La courbe chromatique

Au-delà du langage s’impose le silence, mais en tant qu’absolu du langage, selon une courbe chromatique qui va du silence au sonore en se décomposant ainsi, elle aussi « dans un monde sonore »: le silence, l’inaudible, le murmuré, l’audible, le sonore enfin, lui-même décomposé en grave, moyen, aigu. Le silence est par conséquent le bruit de la pensée et son signe le plus sûr, la pensée est une totalité « qui surpasse la totalité énumératrice, additive que fournit la parole ». Mais la parole ainsi conçue, dans ce silence, le longe et le fait fructifier, comme quelque effet de l’Un qui retomberait en pluie: mots, traces, briques, gouttes de lait, beurre fondu du sens. Ainsi agencée, la parole joue et dit l’agencement, propose sa paix et son silence, l’impose comme un exemplum face au désagencé, au démoniaque.

Jean-Christophe BAILLY, Phèdre en Inde

Voilà qui est à creuser: comment mettre en oeuvre cette courbe chromatique dans le travail du lecteur, de l’acteur, du chanteur ? Dans la musique polyphonique. Et surtout arriver à faire consister et à faire comprendre ce silence comme « bruit de la pensée » ou « beurre fondu du sens ». Tout un programme.

Voix qui résonnent

C’est le petit chapitre 33 de J.B. PONTALIS [En marge des nuits, p.77], qui porte ce titre. Il s’ouvre par une citation de Th.Laget: Le silence n’est pas l’absence de voix. Il est au contraire le vide qui permet à toutes de résonner.

Pontalis parle ensuite de ces voix qui résonnent dans nos rêves, dans notre parole quand elle parvient à se délivrer de notre « moi » chéri et consent à s’ouvrir, à s’abandonner à toutes les voix, ignorées le plus souvent ou oubliées, qui sont en nous et ont longtemps attendu avant de se faire entendre. Paradoxe: c’est seulement alors, quand le « moi » n’occupe plus seul la scène, que le « je » parle avec sa propre voix.

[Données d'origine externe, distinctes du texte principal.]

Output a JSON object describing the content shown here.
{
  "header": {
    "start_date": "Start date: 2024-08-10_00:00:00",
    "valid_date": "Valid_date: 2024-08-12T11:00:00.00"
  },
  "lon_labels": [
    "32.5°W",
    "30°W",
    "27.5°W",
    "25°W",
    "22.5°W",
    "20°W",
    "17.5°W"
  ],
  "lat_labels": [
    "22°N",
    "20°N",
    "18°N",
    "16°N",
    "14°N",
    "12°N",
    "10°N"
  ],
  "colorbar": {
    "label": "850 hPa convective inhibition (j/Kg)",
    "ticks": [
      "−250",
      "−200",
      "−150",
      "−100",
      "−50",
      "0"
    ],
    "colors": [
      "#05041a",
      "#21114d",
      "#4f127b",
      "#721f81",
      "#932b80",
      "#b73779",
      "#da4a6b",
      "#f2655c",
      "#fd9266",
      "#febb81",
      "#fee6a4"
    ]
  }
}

Au-delà des propos du psychanalyste, j’y note une précieuse analogie avec le travail musical, l’expression du chanteur.

Une autre histoire

Il y a des centaines de silences. Il faudrait énumérer patiemment le silence banal de l’étang, celui de la maison abandonnée, le silence de l’orage lointain, de l’usine lointaine, avec leurs éclairs à voix perdue, celui de la terreur des oiseaux quand la buse est tombée comme une pierre près des taillis. Le silence du pêcheur ahuri qui a laissé choir sa montre dans la rivière et qui a soudain la certitude que l’éternité est mêlée à son humble histoire. Irons-nous chercher enfin le silence le plus sauvage sur les quais déserts d’où filent des rails rouillés par les larmes du dernier voyageur qui ne savait pas que la station était désaffectée. Ou peut-être ce sera dans la neige qui a étouffé les réveille-matin du village et surélevé le monde, charmante pour les sabots et dévorant les mal chaussés. Et les pas des enfants qui deviendront, un jour, des ancêtres oubliés.

Enfin, pour en revenir au silence, il y aurait encore à chercher ici bas l’être le plus silencieux, non celui qui ne parle jamais, pas forcément la taupe ou le butor, mais peut-être quelque paysan perdu dans un village et dont un seul geste saurait décrire pour nos coeurs le ciel étoilé, l’espoir des prairies, la jeune fille aux épaules aussi simples que la terre. Mais c’est, comme on dit, une autre histoire.